我編寫了一個函數,該函數將URL字符串數組作為第一個參數,並嘗試使用它們來加載外部腳本。 這樣一來,當一個鏡像發生故障時,我就可以鏈接多個源。
function loadScript(scripts, name, index) {
//Convert single string to array - not effective but easy
if(!(scripts instanceof Array))
scripts = [scripts];
//Use first script src if no name is defined
if(name==null) {
name = scripts[0];
}
//Default index is 0
if(index==null)
index = 0;
//In case wrong index was provided
if(index>=scripts.length)
throw new Error("Aray index out of bounds.");
//Create request
var req = new XMLHttpRequest();
req.open("GET", scripts[index]);
//Execute response text on success
req.onload = function() {
scriptFromString(this.responseText);
}
//Iterate on error
req.onerror = function() {
if(index+1<scripts.length) {
loadScript(scripts, name, index);
}
else {
throw new Error("All sources failed for '"+name+"'.");
}
}
req.send();
}
問題在於,煩人的CORS正在破壞此設計:
Cross-Origin Request Blocked: The Same Origin Policy disallows reading the remote resource at https://[...].js. This can be fixed by moving the resource to the same domain or enabling CORS.
我該如何克服? 為什么通過src
加載腳本是可以的,但是ajax請求會引發錯誤?
與其嘗試通過XHR查詢獲取js文件,不如通過創建一個新的<script>
元素並將其src=
屬性設置為您要加載的文件來通過DOM加載它? 由於是DOM,因此跨域加載是合法的。

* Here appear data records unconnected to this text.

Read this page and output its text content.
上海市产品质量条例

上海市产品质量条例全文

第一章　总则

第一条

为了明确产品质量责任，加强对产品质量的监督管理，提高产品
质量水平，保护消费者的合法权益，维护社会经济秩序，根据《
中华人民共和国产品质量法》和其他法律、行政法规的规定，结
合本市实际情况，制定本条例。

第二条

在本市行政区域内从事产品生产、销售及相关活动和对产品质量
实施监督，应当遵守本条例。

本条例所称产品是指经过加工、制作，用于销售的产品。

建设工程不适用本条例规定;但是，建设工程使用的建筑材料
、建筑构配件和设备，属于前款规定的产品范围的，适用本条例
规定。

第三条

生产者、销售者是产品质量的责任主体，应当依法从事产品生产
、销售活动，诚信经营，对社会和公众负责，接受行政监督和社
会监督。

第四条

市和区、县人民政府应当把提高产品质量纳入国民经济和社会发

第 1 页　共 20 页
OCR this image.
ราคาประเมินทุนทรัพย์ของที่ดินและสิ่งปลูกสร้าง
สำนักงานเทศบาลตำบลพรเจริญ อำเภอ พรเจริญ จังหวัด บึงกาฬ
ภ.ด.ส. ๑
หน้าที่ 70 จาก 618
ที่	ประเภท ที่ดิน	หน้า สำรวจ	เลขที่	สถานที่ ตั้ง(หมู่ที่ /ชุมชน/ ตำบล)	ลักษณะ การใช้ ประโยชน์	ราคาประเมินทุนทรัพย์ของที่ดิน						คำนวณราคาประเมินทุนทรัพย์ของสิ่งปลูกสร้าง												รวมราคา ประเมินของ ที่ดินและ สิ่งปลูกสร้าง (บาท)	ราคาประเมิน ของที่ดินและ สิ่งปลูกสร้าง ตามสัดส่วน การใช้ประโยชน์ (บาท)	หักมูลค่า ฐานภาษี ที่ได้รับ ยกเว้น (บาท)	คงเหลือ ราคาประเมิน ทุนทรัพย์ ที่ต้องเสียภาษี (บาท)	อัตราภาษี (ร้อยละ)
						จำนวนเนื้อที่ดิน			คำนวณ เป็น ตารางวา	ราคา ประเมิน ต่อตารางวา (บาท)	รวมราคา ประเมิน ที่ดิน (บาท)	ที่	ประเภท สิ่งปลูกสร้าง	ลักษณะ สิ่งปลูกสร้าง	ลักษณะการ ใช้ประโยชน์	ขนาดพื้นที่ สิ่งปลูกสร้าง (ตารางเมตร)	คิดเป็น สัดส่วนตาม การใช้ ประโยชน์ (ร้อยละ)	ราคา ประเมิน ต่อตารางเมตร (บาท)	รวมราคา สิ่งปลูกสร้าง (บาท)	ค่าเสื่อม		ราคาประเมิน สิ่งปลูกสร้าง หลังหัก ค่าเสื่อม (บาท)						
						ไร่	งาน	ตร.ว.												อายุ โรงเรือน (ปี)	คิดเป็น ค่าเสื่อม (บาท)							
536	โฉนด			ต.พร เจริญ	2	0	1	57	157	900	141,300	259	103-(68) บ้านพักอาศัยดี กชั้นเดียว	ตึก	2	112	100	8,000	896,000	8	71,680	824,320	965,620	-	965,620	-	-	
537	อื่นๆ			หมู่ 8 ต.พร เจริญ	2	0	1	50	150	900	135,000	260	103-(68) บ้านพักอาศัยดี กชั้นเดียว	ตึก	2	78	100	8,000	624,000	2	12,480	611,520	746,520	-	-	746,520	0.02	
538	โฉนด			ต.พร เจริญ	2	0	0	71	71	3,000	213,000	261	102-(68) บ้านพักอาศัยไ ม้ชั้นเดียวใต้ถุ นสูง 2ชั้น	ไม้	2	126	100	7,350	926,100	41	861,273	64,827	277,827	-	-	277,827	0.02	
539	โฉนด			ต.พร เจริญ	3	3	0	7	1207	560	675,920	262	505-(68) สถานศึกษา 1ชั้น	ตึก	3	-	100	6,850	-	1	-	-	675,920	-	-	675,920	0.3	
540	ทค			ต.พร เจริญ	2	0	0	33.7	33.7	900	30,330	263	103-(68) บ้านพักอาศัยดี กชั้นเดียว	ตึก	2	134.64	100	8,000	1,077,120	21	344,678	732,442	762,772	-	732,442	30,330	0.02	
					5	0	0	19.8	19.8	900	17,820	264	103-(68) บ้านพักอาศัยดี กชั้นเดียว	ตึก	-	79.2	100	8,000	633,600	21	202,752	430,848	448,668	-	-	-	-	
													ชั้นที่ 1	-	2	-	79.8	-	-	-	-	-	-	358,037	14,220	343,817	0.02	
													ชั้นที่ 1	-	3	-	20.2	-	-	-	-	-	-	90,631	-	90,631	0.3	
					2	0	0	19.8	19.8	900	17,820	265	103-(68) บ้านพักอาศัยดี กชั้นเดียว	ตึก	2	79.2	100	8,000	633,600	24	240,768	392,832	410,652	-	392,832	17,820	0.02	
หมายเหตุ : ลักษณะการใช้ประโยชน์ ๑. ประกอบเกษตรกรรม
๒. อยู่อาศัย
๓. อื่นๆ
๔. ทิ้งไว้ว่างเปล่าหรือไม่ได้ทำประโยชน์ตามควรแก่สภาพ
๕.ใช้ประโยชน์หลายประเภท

function loadScript(scripts, name, index) {
//Convert single string to array - not effective but easy
if (!(scripts instanceof Array)) scripts = [scripts];
//Use first script src if no name is defined
if (!name) name = scripts[0];
//Default index is 0
if (!index) index = 0;
//In case wrong index was provided
if (index >= scripts.length) throw "Array index out of bounds.";
//Create request
var include = document.createElement('script');
with(include) {
type = "text/javascript";
src = scripts[index];
onload = function () {
return;
};
onerror = function () {
if (++index < scripts.length) {
loadScript(scripts, name, index);
} else {
throw "All sources failed for '" + name + "'.";
}
};
}
document.head.appendChild(include);
}
(不確定您對name
參數/變量的處理方式,因此我將其保留下來。您可能應該處理要與name
一起使用的任何邏輯。)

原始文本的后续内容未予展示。